Pemilihan Umum yang kita sepakati diadakan tanggal 17 April 2019 itu adalah Peristiwa Sosial yang kita rancang bersama untuk melakukan “penggoyangan” sendi kehidupan sosial untuk mendapatkan keseimbangan baru. Menggunakan Pisau Bedahnya Peter L Berger dalam Piramida Kurban Manusia (1982), maka penggoyangan sosial tadi digunakan untuk menggeser posisi dari masing masing fungsi sosial; yang seharusnya penggoyangan tadi menggunakan kaidah-kaidah yang sudah disepakati bersama pula; dengan tatalaku dan tatakelola yang jelas pula. 

Akibat penggoyang tadi diharapkan terjadi pergantian peran sosial; dan hal ini akan mengakibatkan empat hal akan terjadi; Pertama, perubahan vertikal, yaitu alih posisi dari semula pada lapisan tertentu berubah ke lapisan atas; atau malah turun ke lapisan bawah. Perubahan posisi ini mengakibatkan orang mengalami gegar budaya, karena nilai-nilai yang selama ini dianut menjadi berbeda begitu perubahan status terjadi. Oleh karena itu jika ada yang overacting atau salah laku; hal ini disebabkan karena perubahan tadi. 

Kedua, pada posisi tetap, yaitu tidak mengalami perubahan fungsi maupun peran. Posisi ini mereka yang berstatus Petahana merupakan posisi yang mereka sukai; karena menurut mereka posisi aman ini adalah posisi yang menyelamatkan dirinya. 

Ketiga, perubahan horizontal, yaitu hanya bergeser peran atau fungsinya saja. Perubahan ini juga hampir sama dengan yang ke dua, namun perubahan terjadi justru ke atas. Gegar budaya tidak begitu terasa pada kondisi ini, karena pelaku sudah tinggal menyesuaikan diri ke hal hal lebih lanjut. Walaupun masih ada yang justru mengalami lebih dahsyat, sehingga perilakunya seolah berkelebihan. 

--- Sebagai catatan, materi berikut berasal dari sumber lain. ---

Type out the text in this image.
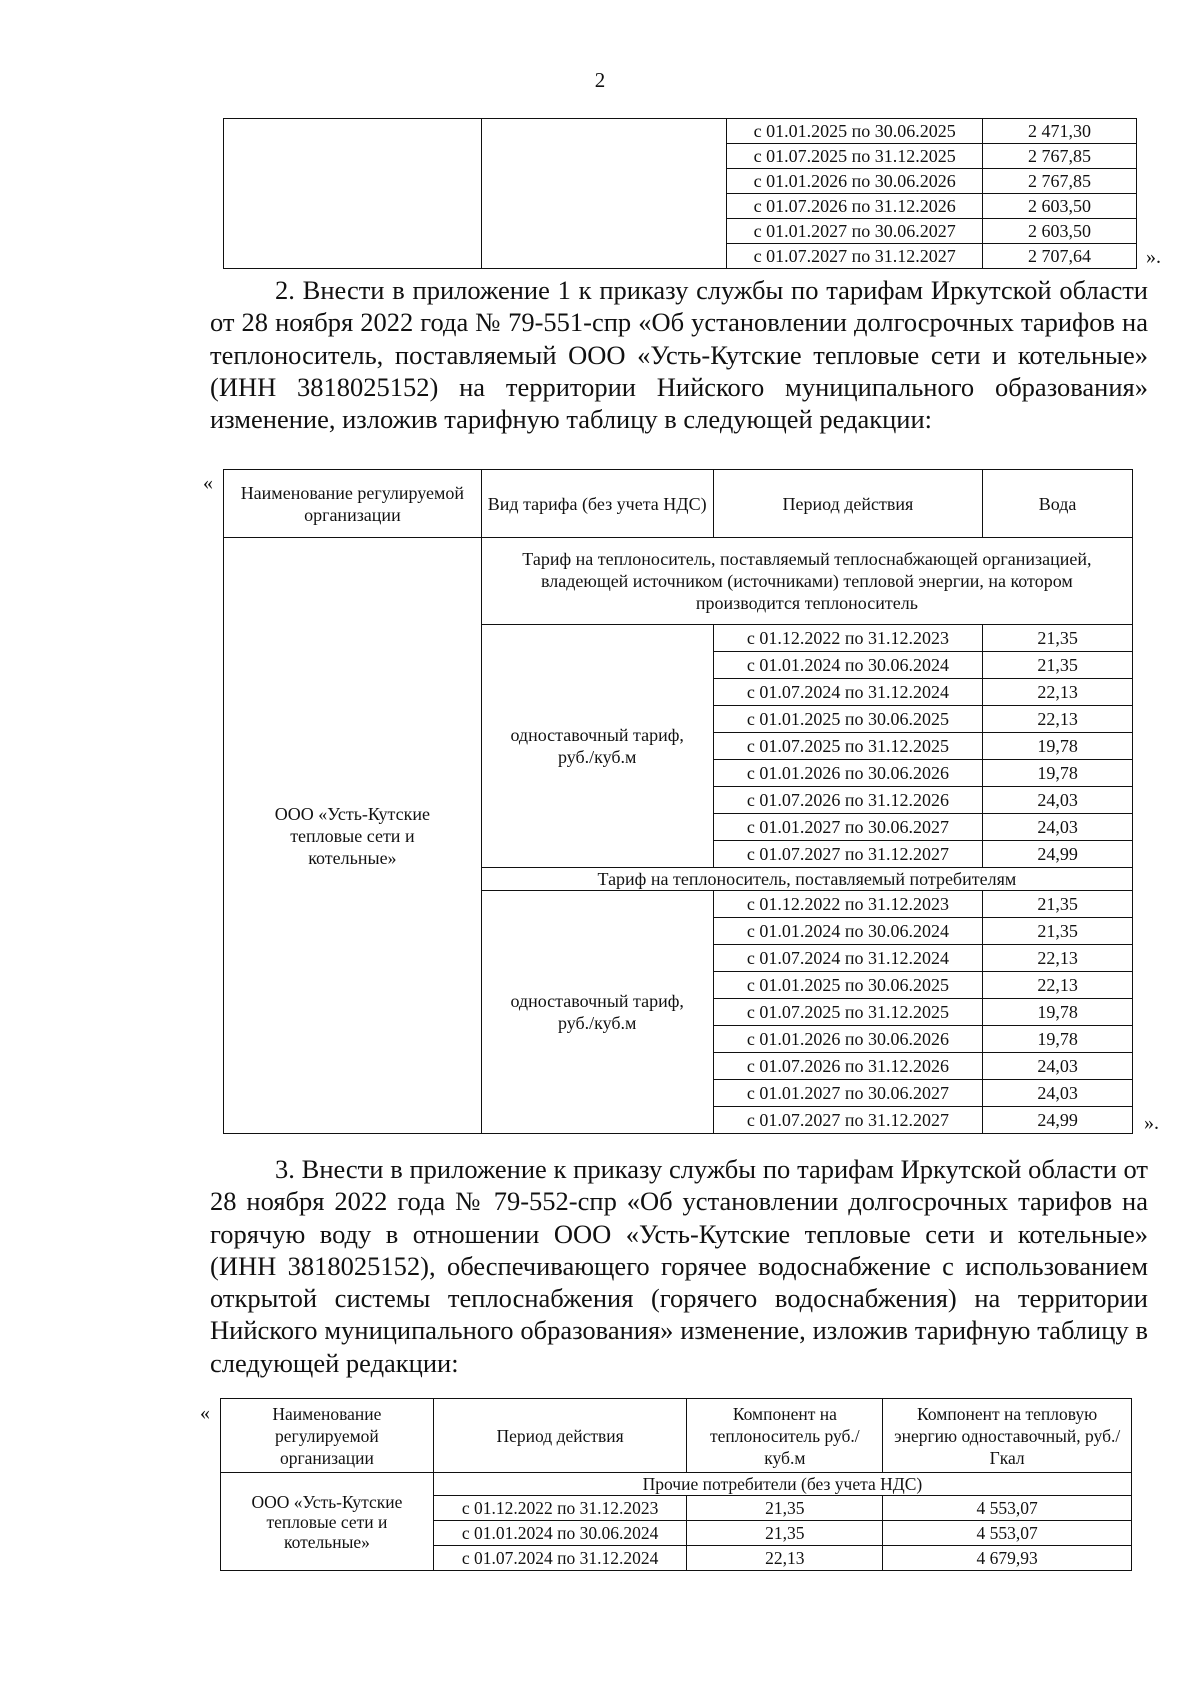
2
		с 01.01.2025 по 30.06.2025	2 471,30
		с 01.07.2025 по 31.12.2025	2 767,85
		с 01.01.2026 по 30.06.2026	2 767,85
		с 01.07.2026 по 31.12.2026	2 603,50
		с 01.01.2027 по 30.06.2027	2 603,50
		с 01.07.2027 по 31.12.2027	2 707,64	».
2. Внести в приложение 1 к приказу службы по тарифам Иркутской области от 28 ноября 2022 года № 79-551-спр «Об установлении долгосрочных тарифов на теплоноситель, поставляемый ООО «Усть-Кутские тепловые сети и котельные» (ИНН 3818025152) на территории Нийского муниципального образования» изменение, изложив тарифную таблицу в следующей редакции:
« Наименование регулируемой организации	Вид тарифа (без учета НДС)	Период действия	Вода
ООО «Усть-Кутские тепловые сети и котельные»	Тариф на теплоноситель, поставляемый теплоснабжающей организацией, владеющей источником (источниками) тепловой энергии, на котором производится теплоноситель		
	одноставочный тариф, руб./куб.м	с 01.12.2022 по 31.12.2023	21,35
		с 01.01.2024 по 30.06.2024	21,35
		с 01.07.2024 по 31.12.2024	22,13
		с 01.01.2025 по 30.06.2025	22,13
		с 01.07.2025 по 31.12.2025	19,78
		с 01.01.2026 по 30.06.2026	19,78
		с 01.07.2026 по 31.12.2026	24,03
		с 01.01.2027 по 30.06.2027	24,03
		с 01.07.2027 по 31.12.2027	24,99
	Тариф на теплоноситель, поставляемый потребителям		
	одноставочный тариф, руб./куб.м	с 01.12.2022 по 31.12.2023	21,35
		с 01.01.2024 по 30.06.2024	21,35
		с 01.07.2024 по 31.12.2024	22,13
		с 01.01.2025 по 30.06.2025	22,13
		с 01.07.2025 по 31.12.2025	19,78
		с 01.01.2026 по 30.06.2026	19,78
		с 01.07.2026 по 31.12.2026	24,03
		с 01.01.2027 по 30.06.2027	24,03
		с 01.07.2027 по 31.12.2027	24,99	».
3. Внести в приложение к приказу службы по тарифам Иркутской области от 28 ноября 2022 года № 79-552-спр «Об установлении долгосрочных тарифов на горячую воду в отношении ООО «Усть-Кутские тепловые сети и котельные» (ИНН 3818025152), обеспечивающего горячее водоснабжение с использованием открытой системы теплоснабжения (горячего водоснабжения) на территории Нийского муниципального образования» изменение, изложив тарифную таблицу в следующей редакции:
«	Наименование регулируемой организации	Период действия	Компонент на теплоноситель руб./куб.м	Компонент на тепловую энергию одноставочный, руб./Гкал
ООО «Усть-Кутские тепловые сети и котельные»	Прочие потребители (без учета НДС)		
	с 01.12.2022 по 31.12.2023	21,35	4 553,07
	с 01.01.2024 по 30.06.2024	21,35	4 553,07
	с 01.07.2024 по 31.12.2024	22,13	4 679,93
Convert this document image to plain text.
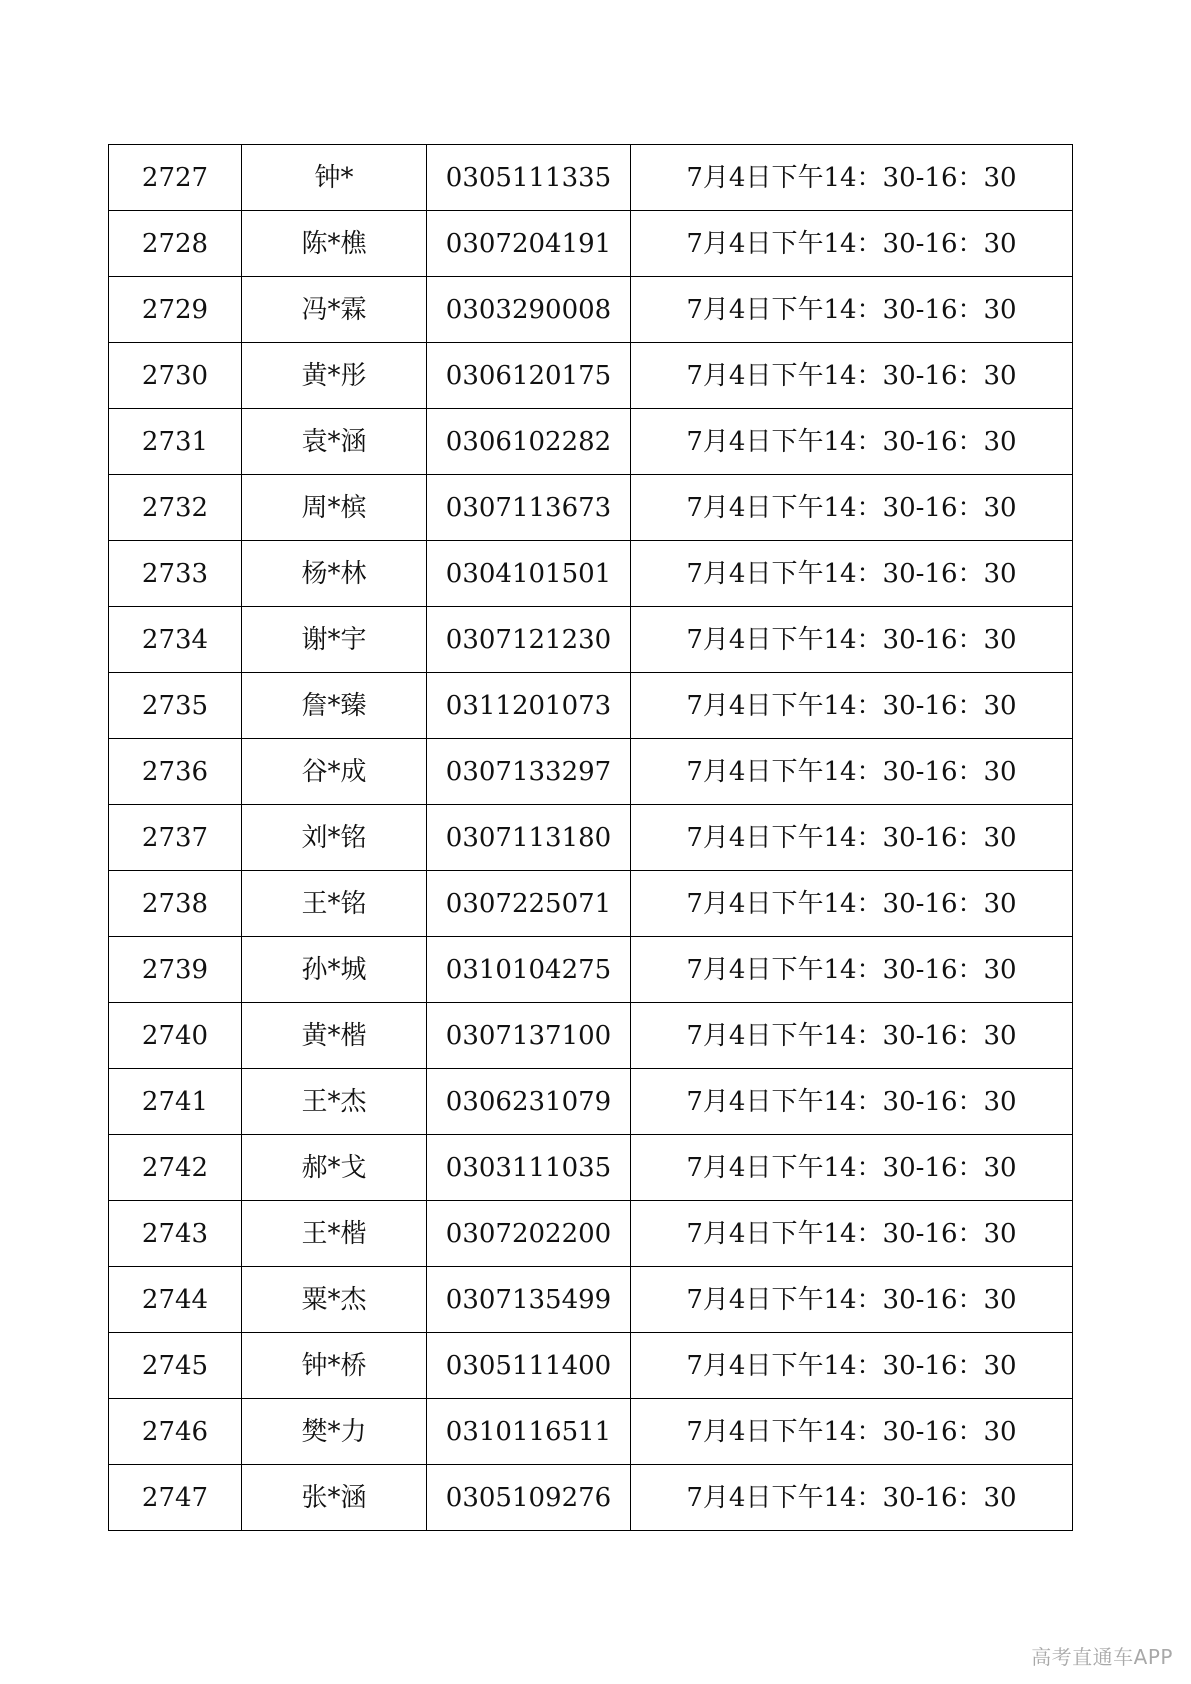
2727	钟*	0305111335	7月4日下午14：30-16：30
2728	陈*樵	0307204191	7月4日下午14：30-16：30
2729	冯*霖	0303290008	7月4日下午14：30-16：30
2730	黄*彤	0306120175	7月4日下午14：30-16：30
2731	袁*涵	0306102282	7月4日下午14：30-16：30
2732	周*槟	0307113673	7月4日下午14：30-16：30
2733	杨*林	0304101501	7月4日下午14：30-16：30
2734	谢*宇	0307121230	7月4日下午14：30-16：30
2735	詹*臻	0311201073	7月4日下午14：30-16：30
2736	谷*成	0307133297	7月4日下午14：30-16：30
2737	刘*铭	0307113180	7月4日下午14：30-16：30
2738	王*铭	0307225071	7月4日下午14：30-16：30
2739	孙*城	0310104275	7月4日下午14：30-16：30
2740	黄*楷	0307137100	7月4日下午14：30-16：30
2741	王*杰	0306231079	7月4日下午14：30-16：30
2742	郝*戈	0303111035	7月4日下午14：30-16：30
2743	王*楷	0307202200	7月4日下午14：30-16：30
2744	粟*杰	0307135499	7月4日下午14：30-16：30
2745	钟*桥	0305111400	7月4日下午14：30-16：30
2746	樊*力	0310116511	7月4日下午14：30-16：30
2747	张*涵	0305109276	7月4日下午14：30-16：30
高考直通车APP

Keempat, terjerembab tidak mendapatkan peran maupun fungsi, bahkan tercampakkan. Kondisi ini yang sangat ditakuti oleh semua kontestan atau pelaku sosial, karena tidak mendapatkan apa yang mereka cita-citakan. Justru kondisi ini yang banyak terjadi setelah hajatan pemilihan umum, dan mereka inilah penghuni Kuburan Masal sebagai korban sosial, menurut teori Peter L Berger di atas. 

Kondisi terakhir di atas tidak jarang memicu munculnya perilaku menyimpang dari para pelakunya; sebagai contoh pada waktu mencalonkan diri memberikan sumbangan material ke Rumah Ibadah, ternyata begitu tidak terpilih sumbangan tadi di ambil kembali. Hanya mungkin yang pernah menyumbang Keranda Pembawa Jenazah yang tidak akan diambil. 

Atau membangun tembok pada jalan yang disumbangkan, dan yang lebih memprihatinkan lagi menjadi orang yang hilang ingatan, seperti dialami oleh salah satu Calon Kepala Daerah Tingkat Dua di satu Kabupaten Jawa Tengah beberapa tahun silam; Jika ini terjadi; maka pekerjaan Rumas Sakit Jiwa akan bertambah karena peningkatan jumlah pasien. 

Ada kelakuan lain yang diluar nalar biasa yaitu mendatangi “mbah dukun”, atau bahasa kerennya mendatangi “orang Pintar” atau “Penasehat Spiritual”, padahal jika yang didatangi itu orang pandai mengapa tidak beliau saja yang mencalonkan diri. Hal ini seolah tidak lagi terlintas dibenak calon, seperti mereka terseret arus air deras, sehingga memegang apa saja dilakukan demi penyelamatan. 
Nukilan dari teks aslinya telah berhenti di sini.